The widespread reforms, announced yesterday, are designed to ease criteria for acquiring construction permits, including Environment Impact Assessment (EIA), geotechnical studies, topographic survey, occupation permit and notifications.
As such, procedures required to get a construction permit have been cut from 15 to seven while days within which to acquire a permit have reduced from 113 to 55.
The World Bank said in their Doing Business Report last year that 13 per cent of total cost for putting up a warehouse in Kigali was spent on securing a construction permit.
Acquisition of construction permit is one of the indicators where Rwanda ranked poorly in the Doing Business Report – 112th out of 190 countries globally.
The new reforms show a significant reduction in the cost of a construction permit, from over Rwf3.5 million to about Rwf600,000.
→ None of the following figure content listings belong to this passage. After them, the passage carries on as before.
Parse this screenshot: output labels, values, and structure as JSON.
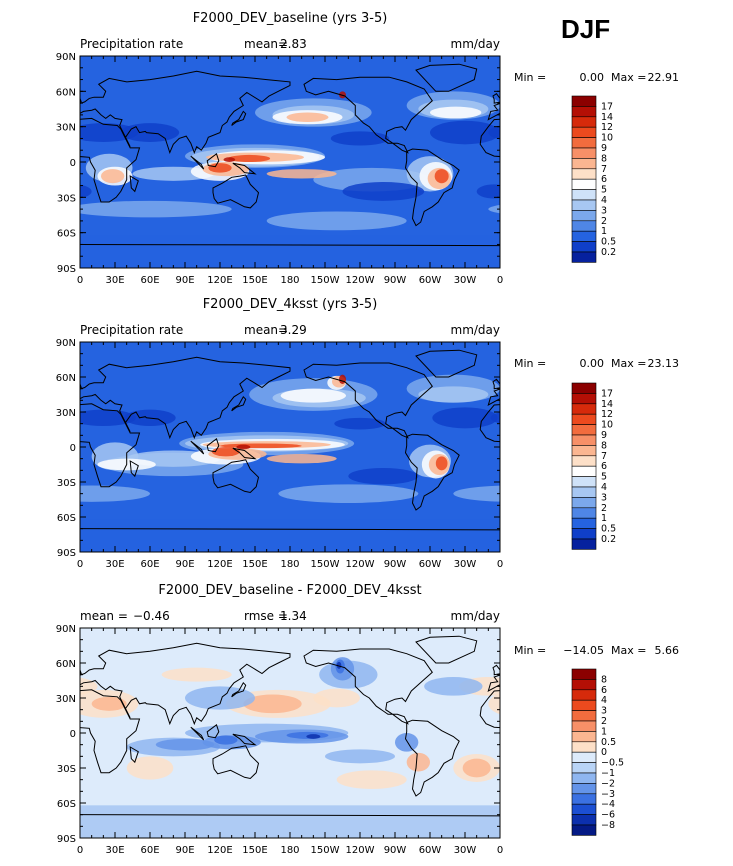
{
  "season": "DJF",
  "chart_data": [
    {
      "type": "heatmap",
      "title": "F2000_DEV_baseline (yrs 3-5)",
      "left_label": "Precipitation rate",
      "stat_label": "mean=",
      "stat_value": "2.83",
      "units": "mm/day",
      "min_label": "Min =",
      "min_value": "0.00",
      "max_label": "Max =",
      "max_value": "22.91",
      "lat_ticks": [
        "90N",
        "60N",
        "30N",
        "0",
        "30S",
        "60S",
        "90S"
      ],
      "lon_ticks": [
        "0",
        "30E",
        "60E",
        "90E",
        "120E",
        "150E",
        "180",
        "150W",
        "120W",
        "90W",
        "60W",
        "30W",
        "0"
      ],
      "colorbar": {
        "labels": [
          "17",
          "14",
          "12",
          "10",
          "9",
          "8",
          "7",
          "6",
          "5",
          "4",
          "3",
          "2",
          "1",
          "0.5",
          "0.2"
        ],
        "colors": [
          "#8b0000",
          "#b40f05",
          "#d62a0b",
          "#ec4a1e",
          "#f26c3e",
          "#f79068",
          "#fbb691",
          "#fde0c8",
          "#ffffff",
          "#cfe2f8",
          "#a7c7f2",
          "#7ba8ec",
          "#4f86e6",
          "#2563e0",
          "#0f3fc9",
          "#06219e"
        ]
      }
    },
    {
      "type": "heatmap",
      "title": "F2000_DEV_4ksst (yrs 3-5)",
      "left_label": "Precipitation rate",
      "stat_label": "mean=",
      "stat_value": "3.29",
      "units": "mm/day",
      "min_label": "Min =",
      "min_value": "0.00",
      "max_label": "Max =",
      "max_value": "23.13",
      "lat_ticks": [
        "90N",
        "60N",
        "30N",
        "0",
        "30S",
        "60S",
        "90S"
      ],
      "lon_ticks": [
        "0",
        "30E",
        "60E",
        "90E",
        "120E",
        "150E",
        "180",
        "150W",
        "120W",
        "90W",
        "60W",
        "30W",
        "0"
      ],
      "colorbar": {
        "labels": [
          "17",
          "14",
          "12",
          "10",
          "9",
          "8",
          "7",
          "6",
          "5",
          "4",
          "3",
          "2",
          "1",
          "0.5",
          "0.2"
        ],
        "colors": [
          "#8b0000",
          "#b40f05",
          "#d62a0b",
          "#ec4a1e",
          "#f26c3e",
          "#f79068",
          "#fbb691",
          "#fde0c8",
          "#ffffff",
          "#cfe2f8",
          "#a7c7f2",
          "#7ba8ec",
          "#4f86e6",
          "#2563e0",
          "#0f3fc9",
          "#06219e"
        ]
      }
    },
    {
      "type": "heatmap",
      "title": "F2000_DEV_baseline - F2000_DEV_4ksst",
      "left_label": "mean =",
      "left_value": "−0.46",
      "stat_label": "rmse =",
      "stat_value": "1.34",
      "units": "mm/day",
      "min_label": "Min =",
      "min_value": "−14.05",
      "max_label": "Max =",
      "max_value": "5.66",
      "lat_ticks": [
        "90N",
        "60N",
        "30N",
        "0",
        "30S",
        "60S",
        "90S"
      ],
      "lon_ticks": [
        "0",
        "30E",
        "60E",
        "90E",
        "120E",
        "150E",
        "180",
        "150W",
        "120W",
        "90W",
        "60W",
        "30W",
        "0"
      ],
      "colorbar": {
        "labels": [
          "8",
          "6",
          "4",
          "3",
          "2",
          "1",
          "0.5",
          "0",
          "−0.5",
          "−1",
          "−2",
          "−3",
          "−4",
          "−6",
          "−8"
        ],
        "colors": [
          "#8b0000",
          "#b40f05",
          "#d62a0b",
          "#ec4a1e",
          "#f26c3e",
          "#f79068",
          "#fbb691",
          "#fde0c8",
          "#ddebfb",
          "#b9d4f6",
          "#8fb6f0",
          "#6494e9",
          "#3b71e2",
          "#1c4fd2",
          "#0c30ad",
          "#041a85"
        ]
      }
    }
  ]
}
The reforms will come into force with immediate effect, officials said.
According to Parfait Busabizwa, the acting Mayor of City of Kigali, the reforms will significantly improve investment and doing business in the capital.
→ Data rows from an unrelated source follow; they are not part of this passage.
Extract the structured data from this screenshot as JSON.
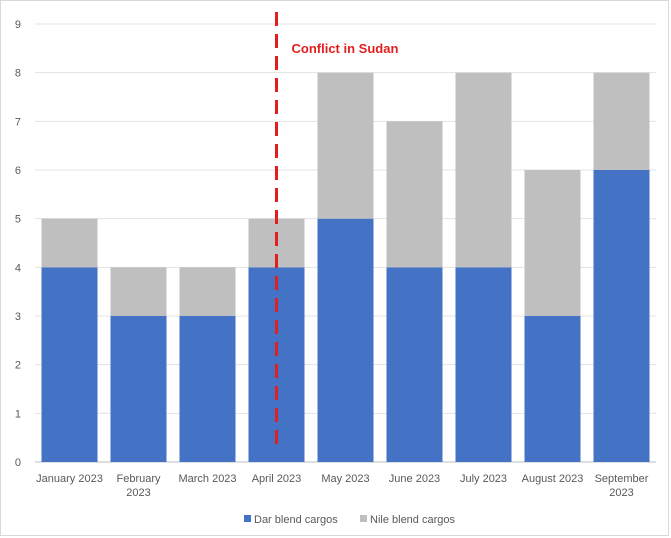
{
  "chart_data": {
    "type": "bar",
    "stacked": true,
    "categories": [
      [
        "January 2023"
      ],
      [
        "February",
        "2023"
      ],
      [
        "March 2023"
      ],
      [
        "April 2023"
      ],
      [
        "May 2023"
      ],
      [
        "June 2023"
      ],
      [
        "July 2023"
      ],
      [
        "August 2023"
      ],
      [
        "September",
        "2023"
      ]
    ],
    "series": [
      {
        "name": "Dar blend cargos",
        "color": "#4472c4",
        "values": [
          4,
          3,
          3,
          4,
          5,
          4,
          4,
          3,
          6
        ]
      },
      {
        "name": "Nile blend cargos",
        "color": "#bfbfbf",
        "values": [
          1,
          1,
          1,
          1,
          3,
          3,
          4,
          3,
          2
        ]
      }
    ],
    "ylim": [
      0,
      9
    ],
    "yticks": [
      0,
      1,
      2,
      3,
      4,
      5,
      6,
      7,
      8,
      9
    ],
    "grid": true,
    "legend_position": "bottom",
    "annotation": {
      "text": "Conflict in Sudan",
      "at_category": "April 2023",
      "color": "#e02020",
      "style": "dashed vertical line"
    }
  }
}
Furthermore, construction projects that are not in environmentally risky zones will not require the EIA certificate.
This means applicants with such projects with save up to Rwf570,000 that has been going on EIA experts.
Non-storied residential houses and warehouses will no longer require geotechnical studies, which will result into saving some Rwf2 million that applicants have been paying to geotechnical experts.
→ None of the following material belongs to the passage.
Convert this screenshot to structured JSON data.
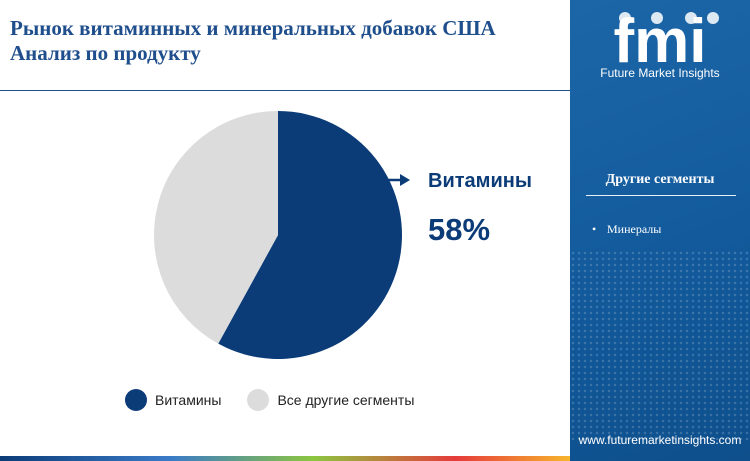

In areas which are covered by the online Kigali City Master Plan, construction projects will no longer be required to undertake topographic survey because the online version has topographic features for all land uses in all locations,” Busabizwa said.
Such a topographic survey costs US$500.
The conventional notification that applicants needed to submit to City of Kigali upon commencement of construction works has also been scrapped from the list of requirements while the occupation permit and freehold land title will be availed in less than three days from the day of application.
Busabizwa said the city expects to introduce more changes in the near future to make it much easier to invest in the city.
“Five years ago, applicants for construction permits were required to submit bulky paperwork until we introduced an online system and availed online the Kigali City Master Plan in 2013. We have also since established a One-Stop-Centre that handles construction permits,” said Busabizwa.
He urged those with plots of land in the city to expeditiously process the documents to begin construction works since costs and requirements have significantly been reduced.
“Some plots have unfinished structures while others are being used for cultivation yet they are meant for either residential or commercial buildings, which is a threat to both security and sanitation,” he said.
Eng. Fred Mugisha, the city’s director of construction and urban planning, said the City’s One-Stop-Centre has been given more capacity and personnel to improve on their efficiency.
Construction projects in the city increase by almost three times a year, he said.
City officials said Rwanda Development Board played a key role in coming up with the new reforms.